Chancellor University
- Motto: "Your Opportunity University"
- Type: Private for-profit university
- Active: 1848–2013
- President: Robert C Daugherty
- Students: 770
- Undergraduates: 537
- Postgraduates: 233
- Location: Seven Hills, Ohio, United States
- Campus: Suburban;
- Colors: Chancellor tan and Chancellor blue

= Chancellor University =

Private university in Cleveland, Ohio

Chancellor University was a private for-profit university in Cleveland, Ohio. The school was founded in 1848 as Folsom's Mercantile College to teach basic bookkeeping and business skills. It underwent several changes of name and ownership during its history. The college closed on August 25, 2013, at the conclusion of the summer semester.

==History==
The university was opened by R.S. Bacon as a business college in 1848 on West 3rd Street in Cleveland, Ohio. Shortly thereafter it merged with Folsom's Mercantile College, founded by Ezekiel G. Folsom. Two of Folsom College's earliest students created the Bryant & Stratton Colleges which later acquired Folsom's school in a possibly forced merger.
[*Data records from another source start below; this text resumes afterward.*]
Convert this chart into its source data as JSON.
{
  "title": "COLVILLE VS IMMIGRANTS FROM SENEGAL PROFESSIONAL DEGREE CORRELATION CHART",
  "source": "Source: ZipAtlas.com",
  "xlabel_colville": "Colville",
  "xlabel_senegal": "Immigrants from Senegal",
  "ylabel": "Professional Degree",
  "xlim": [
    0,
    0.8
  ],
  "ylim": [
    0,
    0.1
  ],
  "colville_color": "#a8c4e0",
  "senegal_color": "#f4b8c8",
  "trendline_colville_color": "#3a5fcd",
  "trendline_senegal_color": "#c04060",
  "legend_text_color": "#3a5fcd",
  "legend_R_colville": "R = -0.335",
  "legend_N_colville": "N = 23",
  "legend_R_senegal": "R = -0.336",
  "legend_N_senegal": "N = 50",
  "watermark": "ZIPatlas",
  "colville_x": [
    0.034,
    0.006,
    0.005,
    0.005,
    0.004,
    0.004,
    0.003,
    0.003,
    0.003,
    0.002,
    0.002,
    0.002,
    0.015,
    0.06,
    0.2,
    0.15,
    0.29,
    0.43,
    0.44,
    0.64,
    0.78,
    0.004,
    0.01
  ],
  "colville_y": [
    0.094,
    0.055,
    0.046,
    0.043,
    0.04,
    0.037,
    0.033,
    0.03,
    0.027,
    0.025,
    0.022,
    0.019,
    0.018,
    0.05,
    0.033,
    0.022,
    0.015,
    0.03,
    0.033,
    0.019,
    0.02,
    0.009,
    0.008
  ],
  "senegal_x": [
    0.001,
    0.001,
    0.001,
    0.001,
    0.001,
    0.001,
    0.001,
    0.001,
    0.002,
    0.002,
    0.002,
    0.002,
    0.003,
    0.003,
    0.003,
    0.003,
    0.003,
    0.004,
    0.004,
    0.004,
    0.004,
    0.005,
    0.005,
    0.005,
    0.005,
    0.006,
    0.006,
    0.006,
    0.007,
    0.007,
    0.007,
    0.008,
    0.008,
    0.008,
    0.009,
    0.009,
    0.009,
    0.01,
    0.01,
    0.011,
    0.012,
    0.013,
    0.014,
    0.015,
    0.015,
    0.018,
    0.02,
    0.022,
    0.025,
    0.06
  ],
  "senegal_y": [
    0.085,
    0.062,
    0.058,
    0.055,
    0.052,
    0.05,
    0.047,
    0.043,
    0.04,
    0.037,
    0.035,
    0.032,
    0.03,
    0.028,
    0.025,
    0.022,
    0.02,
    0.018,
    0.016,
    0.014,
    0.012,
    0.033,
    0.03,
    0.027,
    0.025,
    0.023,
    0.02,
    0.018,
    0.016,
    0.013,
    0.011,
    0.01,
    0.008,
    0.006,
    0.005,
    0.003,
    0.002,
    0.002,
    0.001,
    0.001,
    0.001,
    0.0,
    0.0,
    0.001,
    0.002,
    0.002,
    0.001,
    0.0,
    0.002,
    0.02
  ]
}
After the merger with the Bryant & Stratton system, the Cleveland school used the Bryant & Stratton name until 1867, when it took the name Union Business School to celebrate the Union's Civil War victory. The university in Cleveland was renamed Spencerian Business College in 1876 for one of its most illustrious administrators, Platt R. Spencer, educator and originator of Spencerian penmanship. The earliest curriculum was limited to the development of practical skills, such as penmanship, bookkeeping, and telegraphy. The most notable alumni of Chancellor University are oil magnate, John D. Rockefeller, rubber and tire trailblazer, Harvey Firestone, and accounting and professional services pioneer, Theodore Ernst cofounder of Ernst & Young.

In 1896, Frank L. Dyke, a former Spencerian professor, founded Dyke School of Commerce, dedicated to preparing young women for business careers. Dyke School of Commerce and Spencerian Business College operated separately for many years until the exigencies of World War II prompted President Jay R. Gates to merge the two schools in 1942. For a time the combined institution was known as Dyke and Spencerian College.

From 1958 to 1994, the school was known as Dyke College. After World War II, as college degrees became common in the business world, the college modified its academic programs to stress the attainment of the broader-based Bachelor of Science, Associate in Science, and Associate in Arts degrees. In 1965, the university was reincorporated as a not-for-profit institution.

The College changed its name to David N. Myers College in 1995, to reflect a $2 million charitable contribution from the prominent Cleveland alumnus and philanthropist. It was later renamed Myers University in the summer of 2001 to reflect expanded offerings including an MBA program. David N. Meyers University was closed in 2007.

In an effort to reorganize, on September 12, 2008, Myers University was renamed Chancellor University, as a for-profit institution with most of its courses offered online. On July 8, 2013, the school announced it would close. The school transferred its several hundred students to Alliant International University, a California-based, private, not-for-profit school.

==Academics==

Chancellor University was a small university that offered a wide array of business programs, although it was not exclusively a business school. The university offered degrees at the associate, baccalaureate and master's levels.

The Master of Business Administration program at the university was renamed the Jack Welch Management Institute in 2009, after Jack Welch, the former CEO of General Electric, invested $2 million to purchase a 12% share of the company running the university, Chancellor University Systems. In 2011, the program was acquired by Strayer University for about $7 million.

==Accreditation==
The university was accredited by the North Central Association Higher Learning Commission and the International Assembly for Collegiate Business Education (IACBE). In November 2008, the Higher Learning Commission of the North Central Association of Colleges and Schools placed the school on probation, citing problems with its reputation, student turnover and resource allocation. On February 25, 2010, the Higher Learning Commission ordered the institution to show cause as to why its accreditation should not be rescinded. On February 24, 2011, the Higher Learning Commission Board of Trustees determined that the institution had addressed the concerns of the commission and demonstrated that it met the criteria for accreditation. The board removed the show cause order and continued the accreditation of the university. However, the Higher Learning Commission issued a new "show cause" order on June 28, 2012. The "show cause" order was lifted by the Higher Learning Commission on October 11, 2012, and Chancellor University remained accredited with HLC.

On October 3, 2012, the Higher Learning Commission (HLC) accepted the withdrawal of Chancellor University from the commission effective October 3, 2013. The college closed after its summer semester ended on August 25, 2013.

==Campus==

Chancellor University's main campus was located at 6000 Lombardo in the Genesis Building in Seven Hills, Ohio.